Dimitri K. Simes is the president of The Nixon Center and the publisher of The National Interest.



Flawed but Still Important

Geoffrey Kemp

When two distinguished professors of political science write a highly controversial book on U.S. foreign policy one expects a comprehensive explanation of their hypotheses and their chosen methodology to demonstrate and confirm their arguments. If one is identifying the power of one lobby (in this case the Israel lobby), how does this lobby's influence compare to that of other ethnic lobbies-e.g, the Greek, Armenian and anti Castro Cuban lobbies? Certainly if they are making very controversial statements about the decision of the U.S. government to go to war, one anticipates an exhaustive list of primary sources who have spoken to the authors, on or off the record, to support or rebut their case. Most important, one looks for new government documents that add bona fides to their case.
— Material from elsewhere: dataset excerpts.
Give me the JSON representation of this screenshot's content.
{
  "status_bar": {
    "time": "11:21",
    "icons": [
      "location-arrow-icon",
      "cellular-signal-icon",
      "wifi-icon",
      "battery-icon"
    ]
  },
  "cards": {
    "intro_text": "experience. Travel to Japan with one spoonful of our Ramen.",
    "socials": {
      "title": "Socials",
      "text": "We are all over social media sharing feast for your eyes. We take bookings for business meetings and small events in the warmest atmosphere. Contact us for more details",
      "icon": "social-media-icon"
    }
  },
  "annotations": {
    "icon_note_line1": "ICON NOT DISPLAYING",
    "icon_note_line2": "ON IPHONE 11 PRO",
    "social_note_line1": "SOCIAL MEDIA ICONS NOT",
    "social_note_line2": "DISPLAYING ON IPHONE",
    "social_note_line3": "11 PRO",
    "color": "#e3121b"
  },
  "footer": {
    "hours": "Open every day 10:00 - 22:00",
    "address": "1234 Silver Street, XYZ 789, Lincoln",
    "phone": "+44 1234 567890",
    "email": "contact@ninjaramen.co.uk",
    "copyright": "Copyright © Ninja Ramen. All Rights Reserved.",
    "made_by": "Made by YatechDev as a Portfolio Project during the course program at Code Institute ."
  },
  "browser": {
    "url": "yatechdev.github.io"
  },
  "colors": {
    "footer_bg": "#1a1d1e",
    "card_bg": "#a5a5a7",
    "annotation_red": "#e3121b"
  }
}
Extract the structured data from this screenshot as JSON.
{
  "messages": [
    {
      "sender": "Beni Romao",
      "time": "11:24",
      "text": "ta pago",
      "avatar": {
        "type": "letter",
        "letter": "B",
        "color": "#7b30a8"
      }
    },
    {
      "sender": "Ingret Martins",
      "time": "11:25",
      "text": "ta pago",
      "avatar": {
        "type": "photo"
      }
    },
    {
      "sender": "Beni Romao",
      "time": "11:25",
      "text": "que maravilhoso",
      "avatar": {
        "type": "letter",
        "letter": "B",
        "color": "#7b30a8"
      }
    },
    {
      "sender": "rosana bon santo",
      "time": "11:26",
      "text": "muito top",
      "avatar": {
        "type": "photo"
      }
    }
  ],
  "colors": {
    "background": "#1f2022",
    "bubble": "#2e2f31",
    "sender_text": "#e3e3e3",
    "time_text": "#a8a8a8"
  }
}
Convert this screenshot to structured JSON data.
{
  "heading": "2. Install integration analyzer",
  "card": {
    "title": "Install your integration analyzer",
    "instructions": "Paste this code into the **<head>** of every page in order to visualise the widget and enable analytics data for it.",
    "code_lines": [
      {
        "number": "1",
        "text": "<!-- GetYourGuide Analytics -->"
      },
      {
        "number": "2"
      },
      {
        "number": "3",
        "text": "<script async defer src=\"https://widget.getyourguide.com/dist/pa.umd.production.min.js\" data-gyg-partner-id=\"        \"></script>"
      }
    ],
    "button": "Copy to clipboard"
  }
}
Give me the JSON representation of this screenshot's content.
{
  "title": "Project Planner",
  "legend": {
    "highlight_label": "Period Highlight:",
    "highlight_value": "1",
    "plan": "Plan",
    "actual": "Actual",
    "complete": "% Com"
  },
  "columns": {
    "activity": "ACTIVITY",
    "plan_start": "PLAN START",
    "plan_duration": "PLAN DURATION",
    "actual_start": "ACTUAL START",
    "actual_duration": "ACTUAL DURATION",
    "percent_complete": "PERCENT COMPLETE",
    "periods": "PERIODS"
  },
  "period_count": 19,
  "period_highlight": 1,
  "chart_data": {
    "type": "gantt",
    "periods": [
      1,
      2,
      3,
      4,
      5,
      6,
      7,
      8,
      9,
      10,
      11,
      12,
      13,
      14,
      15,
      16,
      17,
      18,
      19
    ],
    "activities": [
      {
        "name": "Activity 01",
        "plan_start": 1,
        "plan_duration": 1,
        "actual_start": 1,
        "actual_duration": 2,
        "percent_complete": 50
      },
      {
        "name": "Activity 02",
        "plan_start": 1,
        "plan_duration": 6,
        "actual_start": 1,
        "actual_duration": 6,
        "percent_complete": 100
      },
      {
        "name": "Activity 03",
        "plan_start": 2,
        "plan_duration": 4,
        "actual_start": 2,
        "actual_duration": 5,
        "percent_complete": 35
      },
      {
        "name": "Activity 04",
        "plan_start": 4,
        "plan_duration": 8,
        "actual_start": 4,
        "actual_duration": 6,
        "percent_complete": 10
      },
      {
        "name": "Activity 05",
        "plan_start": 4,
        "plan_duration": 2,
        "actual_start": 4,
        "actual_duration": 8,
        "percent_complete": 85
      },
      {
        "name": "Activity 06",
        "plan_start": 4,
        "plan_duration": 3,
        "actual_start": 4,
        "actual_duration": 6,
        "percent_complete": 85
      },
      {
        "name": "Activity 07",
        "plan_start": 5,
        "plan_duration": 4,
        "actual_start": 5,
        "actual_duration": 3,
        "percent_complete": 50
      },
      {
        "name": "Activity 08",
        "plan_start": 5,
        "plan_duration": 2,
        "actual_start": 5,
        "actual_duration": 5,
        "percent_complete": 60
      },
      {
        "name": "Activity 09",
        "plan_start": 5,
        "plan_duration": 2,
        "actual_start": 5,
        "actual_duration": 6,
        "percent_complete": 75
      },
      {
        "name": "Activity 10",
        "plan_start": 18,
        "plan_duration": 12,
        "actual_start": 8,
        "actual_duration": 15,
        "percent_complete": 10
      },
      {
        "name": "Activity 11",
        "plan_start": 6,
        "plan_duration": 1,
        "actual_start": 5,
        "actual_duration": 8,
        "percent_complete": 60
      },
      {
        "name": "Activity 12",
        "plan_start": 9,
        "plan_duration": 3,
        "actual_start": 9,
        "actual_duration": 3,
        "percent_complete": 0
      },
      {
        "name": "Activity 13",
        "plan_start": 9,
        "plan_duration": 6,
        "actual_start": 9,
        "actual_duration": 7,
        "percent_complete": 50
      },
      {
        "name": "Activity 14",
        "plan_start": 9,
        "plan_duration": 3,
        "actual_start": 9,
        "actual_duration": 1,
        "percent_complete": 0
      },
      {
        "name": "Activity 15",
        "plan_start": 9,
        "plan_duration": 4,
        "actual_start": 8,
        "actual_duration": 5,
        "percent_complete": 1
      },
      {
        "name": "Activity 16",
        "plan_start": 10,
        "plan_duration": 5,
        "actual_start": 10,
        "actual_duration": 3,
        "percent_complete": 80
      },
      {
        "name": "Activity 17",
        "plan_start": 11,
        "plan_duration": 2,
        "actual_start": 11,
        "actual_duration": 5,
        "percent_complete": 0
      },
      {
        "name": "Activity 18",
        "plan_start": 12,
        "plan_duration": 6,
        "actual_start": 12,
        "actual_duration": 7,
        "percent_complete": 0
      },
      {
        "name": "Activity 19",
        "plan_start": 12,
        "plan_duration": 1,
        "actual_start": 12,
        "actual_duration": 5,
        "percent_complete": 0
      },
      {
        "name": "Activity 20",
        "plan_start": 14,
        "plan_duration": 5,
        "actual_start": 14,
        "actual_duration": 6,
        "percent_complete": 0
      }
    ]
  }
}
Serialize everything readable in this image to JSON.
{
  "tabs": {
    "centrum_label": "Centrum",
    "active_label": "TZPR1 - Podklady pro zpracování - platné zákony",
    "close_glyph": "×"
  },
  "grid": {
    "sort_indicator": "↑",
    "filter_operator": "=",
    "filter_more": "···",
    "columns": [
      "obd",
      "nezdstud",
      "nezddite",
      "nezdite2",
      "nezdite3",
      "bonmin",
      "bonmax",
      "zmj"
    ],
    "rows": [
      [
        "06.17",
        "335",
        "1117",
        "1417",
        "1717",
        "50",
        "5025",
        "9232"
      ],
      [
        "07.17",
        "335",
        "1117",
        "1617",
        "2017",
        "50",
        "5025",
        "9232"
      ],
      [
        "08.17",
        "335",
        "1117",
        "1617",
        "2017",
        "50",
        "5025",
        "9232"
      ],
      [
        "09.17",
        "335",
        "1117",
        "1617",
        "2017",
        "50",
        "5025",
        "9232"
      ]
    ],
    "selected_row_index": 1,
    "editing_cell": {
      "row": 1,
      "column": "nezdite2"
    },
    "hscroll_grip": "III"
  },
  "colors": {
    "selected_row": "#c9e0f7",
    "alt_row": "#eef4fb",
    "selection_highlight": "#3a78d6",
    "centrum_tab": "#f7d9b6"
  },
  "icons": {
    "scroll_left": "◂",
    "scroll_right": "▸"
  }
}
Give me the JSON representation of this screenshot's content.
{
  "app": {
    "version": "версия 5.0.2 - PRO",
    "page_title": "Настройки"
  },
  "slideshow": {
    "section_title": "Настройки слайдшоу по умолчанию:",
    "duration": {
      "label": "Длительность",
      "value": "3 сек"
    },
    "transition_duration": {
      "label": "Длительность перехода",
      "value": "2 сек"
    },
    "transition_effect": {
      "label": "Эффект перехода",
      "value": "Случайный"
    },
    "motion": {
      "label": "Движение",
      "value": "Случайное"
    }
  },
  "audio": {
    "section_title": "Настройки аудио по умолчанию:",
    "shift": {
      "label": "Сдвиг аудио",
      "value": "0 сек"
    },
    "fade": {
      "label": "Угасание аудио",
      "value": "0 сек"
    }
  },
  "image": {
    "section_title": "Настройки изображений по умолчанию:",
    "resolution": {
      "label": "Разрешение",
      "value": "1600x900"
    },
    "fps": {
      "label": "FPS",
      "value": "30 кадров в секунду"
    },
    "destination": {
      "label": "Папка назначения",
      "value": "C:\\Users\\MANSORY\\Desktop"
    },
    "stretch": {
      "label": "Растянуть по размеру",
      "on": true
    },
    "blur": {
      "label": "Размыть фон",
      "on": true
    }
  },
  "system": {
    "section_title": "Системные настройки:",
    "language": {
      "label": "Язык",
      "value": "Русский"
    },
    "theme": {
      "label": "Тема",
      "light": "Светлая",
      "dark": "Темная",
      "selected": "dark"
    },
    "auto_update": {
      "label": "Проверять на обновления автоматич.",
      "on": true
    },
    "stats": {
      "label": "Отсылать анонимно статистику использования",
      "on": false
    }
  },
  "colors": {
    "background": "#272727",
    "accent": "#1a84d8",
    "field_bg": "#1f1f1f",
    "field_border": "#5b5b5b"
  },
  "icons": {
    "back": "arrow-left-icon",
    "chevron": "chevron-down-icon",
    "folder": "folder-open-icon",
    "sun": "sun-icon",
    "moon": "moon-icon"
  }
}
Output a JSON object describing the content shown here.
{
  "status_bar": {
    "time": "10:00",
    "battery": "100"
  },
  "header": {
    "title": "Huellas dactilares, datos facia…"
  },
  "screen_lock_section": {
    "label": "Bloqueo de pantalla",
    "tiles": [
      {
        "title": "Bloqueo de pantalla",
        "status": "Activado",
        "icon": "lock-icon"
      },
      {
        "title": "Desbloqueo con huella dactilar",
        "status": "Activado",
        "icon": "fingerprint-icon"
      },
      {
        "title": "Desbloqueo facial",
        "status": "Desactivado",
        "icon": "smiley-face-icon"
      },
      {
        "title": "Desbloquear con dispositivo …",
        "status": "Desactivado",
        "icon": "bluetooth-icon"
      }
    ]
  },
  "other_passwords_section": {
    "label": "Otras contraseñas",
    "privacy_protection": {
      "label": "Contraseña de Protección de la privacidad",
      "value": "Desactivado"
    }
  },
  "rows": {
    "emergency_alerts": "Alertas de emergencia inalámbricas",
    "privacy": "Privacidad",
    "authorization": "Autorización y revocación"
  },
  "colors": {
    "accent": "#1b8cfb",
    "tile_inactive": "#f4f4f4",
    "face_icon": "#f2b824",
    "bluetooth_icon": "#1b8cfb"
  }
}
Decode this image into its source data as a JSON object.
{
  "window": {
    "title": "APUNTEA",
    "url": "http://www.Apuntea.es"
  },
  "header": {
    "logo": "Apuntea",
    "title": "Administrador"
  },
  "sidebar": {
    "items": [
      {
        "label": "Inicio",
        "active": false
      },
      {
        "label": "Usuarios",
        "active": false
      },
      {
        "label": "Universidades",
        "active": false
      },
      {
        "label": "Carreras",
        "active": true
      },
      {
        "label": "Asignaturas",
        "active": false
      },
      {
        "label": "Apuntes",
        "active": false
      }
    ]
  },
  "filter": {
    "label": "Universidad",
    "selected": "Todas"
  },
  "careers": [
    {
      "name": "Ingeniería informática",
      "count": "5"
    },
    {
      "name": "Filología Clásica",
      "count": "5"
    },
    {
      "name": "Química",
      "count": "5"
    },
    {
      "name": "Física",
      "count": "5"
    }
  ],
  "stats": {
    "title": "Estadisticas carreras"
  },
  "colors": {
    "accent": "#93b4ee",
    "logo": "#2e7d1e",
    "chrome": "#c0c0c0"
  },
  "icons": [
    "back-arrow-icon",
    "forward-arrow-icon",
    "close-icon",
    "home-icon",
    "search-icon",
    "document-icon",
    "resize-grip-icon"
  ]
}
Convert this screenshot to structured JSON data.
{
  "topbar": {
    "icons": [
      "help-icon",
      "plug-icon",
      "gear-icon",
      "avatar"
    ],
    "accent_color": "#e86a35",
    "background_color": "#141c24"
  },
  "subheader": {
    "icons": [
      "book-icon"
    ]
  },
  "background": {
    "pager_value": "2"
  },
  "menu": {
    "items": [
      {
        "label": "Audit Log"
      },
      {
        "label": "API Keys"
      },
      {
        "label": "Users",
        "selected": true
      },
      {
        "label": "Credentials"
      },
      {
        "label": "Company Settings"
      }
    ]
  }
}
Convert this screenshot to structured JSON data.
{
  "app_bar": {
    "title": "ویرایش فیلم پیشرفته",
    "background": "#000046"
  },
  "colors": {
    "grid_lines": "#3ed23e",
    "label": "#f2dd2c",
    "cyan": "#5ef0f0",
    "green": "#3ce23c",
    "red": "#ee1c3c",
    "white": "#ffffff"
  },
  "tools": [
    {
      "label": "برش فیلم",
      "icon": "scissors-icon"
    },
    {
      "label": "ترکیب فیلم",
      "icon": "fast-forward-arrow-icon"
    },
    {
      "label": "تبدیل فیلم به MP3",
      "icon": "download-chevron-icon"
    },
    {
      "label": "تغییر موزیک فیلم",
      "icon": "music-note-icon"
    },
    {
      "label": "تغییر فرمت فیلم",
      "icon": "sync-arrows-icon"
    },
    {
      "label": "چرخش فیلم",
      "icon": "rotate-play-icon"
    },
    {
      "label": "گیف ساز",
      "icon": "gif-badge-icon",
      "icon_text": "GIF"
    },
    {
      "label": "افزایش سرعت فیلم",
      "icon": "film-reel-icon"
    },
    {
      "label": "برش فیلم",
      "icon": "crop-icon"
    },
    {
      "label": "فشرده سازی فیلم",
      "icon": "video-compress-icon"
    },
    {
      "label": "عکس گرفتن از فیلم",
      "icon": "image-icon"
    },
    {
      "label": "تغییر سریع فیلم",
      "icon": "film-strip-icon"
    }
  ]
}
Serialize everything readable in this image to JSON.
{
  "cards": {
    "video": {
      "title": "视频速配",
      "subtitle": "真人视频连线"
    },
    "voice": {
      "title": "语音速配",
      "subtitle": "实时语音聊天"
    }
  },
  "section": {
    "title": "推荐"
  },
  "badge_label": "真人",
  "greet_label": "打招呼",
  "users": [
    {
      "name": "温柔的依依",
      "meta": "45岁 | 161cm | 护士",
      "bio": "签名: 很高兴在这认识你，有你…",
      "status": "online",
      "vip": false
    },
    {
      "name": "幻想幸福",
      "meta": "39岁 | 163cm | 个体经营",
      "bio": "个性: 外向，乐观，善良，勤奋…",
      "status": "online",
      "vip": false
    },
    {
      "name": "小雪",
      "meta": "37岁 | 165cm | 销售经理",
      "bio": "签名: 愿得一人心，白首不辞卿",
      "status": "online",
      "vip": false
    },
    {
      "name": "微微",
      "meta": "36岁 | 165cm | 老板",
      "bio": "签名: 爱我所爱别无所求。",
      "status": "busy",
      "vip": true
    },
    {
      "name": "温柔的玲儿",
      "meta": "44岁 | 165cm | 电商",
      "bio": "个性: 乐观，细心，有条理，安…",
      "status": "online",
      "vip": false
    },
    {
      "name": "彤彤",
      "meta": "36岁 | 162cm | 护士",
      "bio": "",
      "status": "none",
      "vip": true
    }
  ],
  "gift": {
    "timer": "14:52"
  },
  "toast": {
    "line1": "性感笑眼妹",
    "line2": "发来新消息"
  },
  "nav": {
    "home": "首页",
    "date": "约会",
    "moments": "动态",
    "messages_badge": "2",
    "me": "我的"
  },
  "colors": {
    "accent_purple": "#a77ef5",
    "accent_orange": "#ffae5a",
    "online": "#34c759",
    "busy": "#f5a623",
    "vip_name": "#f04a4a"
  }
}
The authors try to cover some of the methodological issues in their introduction and make the point that official documents on contemporary events are difficult to come by. For this reason they rely on multiple source footnoting. What they have produced is a 350-page text with an additional 106 pages listing secondary sources. By my count there are 1,247 footnotes; only three refer to correspondence with a source and only two mention interviews with sources. I could find no references to any communication with key players in the U.S. government, the Israeli lobbies and Israel who might have had some interesting confidential comments on the matter in question. It seems that their research lacked extensive field work, including background interviews, especially among the Washington elite who make up both the lobby and its targets. This is not a trivial matter, and as a consequence the book has a sharp, somewhat strident and detached tone-devoid of the atmospheric frills and descriptions of the personality quirks and complicated motivations of key players that are to be found in the works of the best investigative journalists. It is also superficial in its coverage of the Washington think-tank community, an issue that is worthy of more space than is available in this quick review.

Nevertheless, the book raises important issues for American foreign policy that must be addressed and should be debated. And the fundamental issue today is not whether the Israel lobby has huge influence in Congress and upon the White House-of course it does. The real question is whether the lobby has skewed American foreign policy in the Middle East in favor of Israel to the detriment of broader U.S. interests in the region. More specifically-and what is clearly a motivating factor behind the book-did the lobby play a seminal role in the Bush decision to invade Iraq in 2003, and is the lobby set upon dragging the United States into a war with Iran? They make a strong case that neoconservatives overwhelmingly pushed for war, especially after 9/11; that AIPAC supported the war and that many in the Israeli government felt the overthrow of Saddam Hussein would be in their interests. These are old accusations, and these players were not the only ones leading the charge: Dick Cheney, Condoleezza Rice, Donald Rumsfeld and George Bush were not puppets. Furthermore, the senior U.S. military leadership, flush from its easy victory in Afghanistan, was a willing enabler. But, in my mind, there can be no doubt that had the neoconservatives and their allies opposed a war with Iraq, it would not have happened.